Effective Altruism Is White Washing For Rich People

I have had this post percolating in my head for awhile, and the idea is this: effective altruism is white washing for rich people. A few months ago I started this post. And then let it lie, but now with the revelations about Sam Bankman-Fried and FTX I dug it up again.

I became fascinated with the idea of effective altruism after hearing an interview on Sam Harris’ podcast. Effective altruism is basically this concept of trying to get the most good out of charitable giving. It does this through research and data. It determines what are the most effective ways of helping others. For example, if you had $1,000,000 is it better to spend that on mosquito nets or on trying to promote a carbon tax? This lead to setting up Giving What We Can.

Effective altruism an idea that centers on three questions:

  • How can we do the most good with our resources?
  • How can we maximize our impact?
  • How can we ‘do good’ better?

It is very reminiscent of the Copenhagen Consensus as explained in this TED talk by Bjorn Lomborg from 2005.

Effective Altruism takes this a bit further. It expands into other topics such as advocating for future generations and non-human life. It looks at existential threats. Identifying which issues are big, solvable, and neglected.

Its not that I don’t like charity, I love charity. I am an avid supporter of KIVA.org, and several other charities. Being interested in data and measurement is smart. Wanting to be effective with your money is a good thing. Give Well is a tool I have used many times to determine where I should put my charitable giving.

The issue with effective altruism is it is another platform for billionaires to white wash their dirty images. I don’t need to know who “made the pledge”. I need to know who paid their share of taxes. Many of these issues wouldn’t need charity if the billionaires paid their taxes. If there were fair laws that shared prosperity. Laws around worker compensation, worker protection & safety, universal healthcare. Laws that made food, water and shelter as human rights.
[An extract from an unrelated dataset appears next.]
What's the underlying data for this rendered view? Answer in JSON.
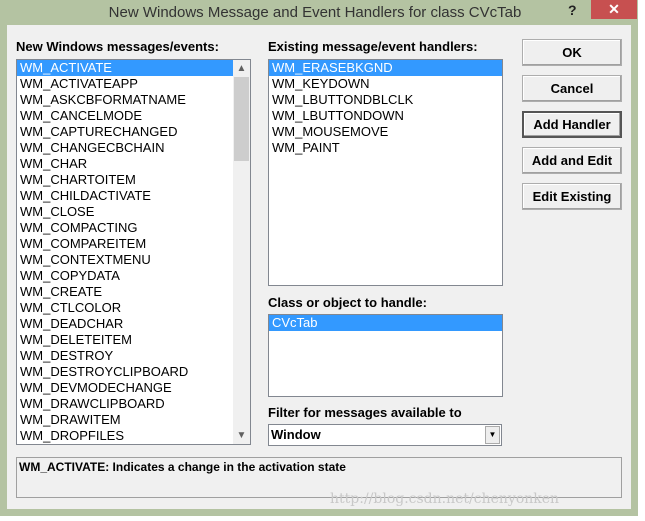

When we talk about poverty, or hunger, or disease so much of it stems from the financial inequality in our societies today. Systems which, shocker, are set up and controlled by the ultra-wealthy.

For centuries the 1% have been hording their wealth. Like Smaug the dragon they sit on their ill-gotten gains and tell everyone else they “earned” it. They then start philanthropical ventures so they look less like the monsters they really are. Look at Andrew Carnegie, John D. Fockerfeller, Howard Hughes. How many lives do you think they ruined to get their fortunes? How many others crushed by their ambition? How many people exploited? There is no such thing as an ethical billionaire.

The idea of using charitable giving for white-washing is nothing new. And SBF admitted in a series of DM’s with Vox reporter Kelsey Piper what all of the altruism was just PR.

What we need to do is to start demanding these large companies pay their fair share of taxes. Pay their employees a living wage. And close the loop holes that the wealthy are using to avoid paying taxes.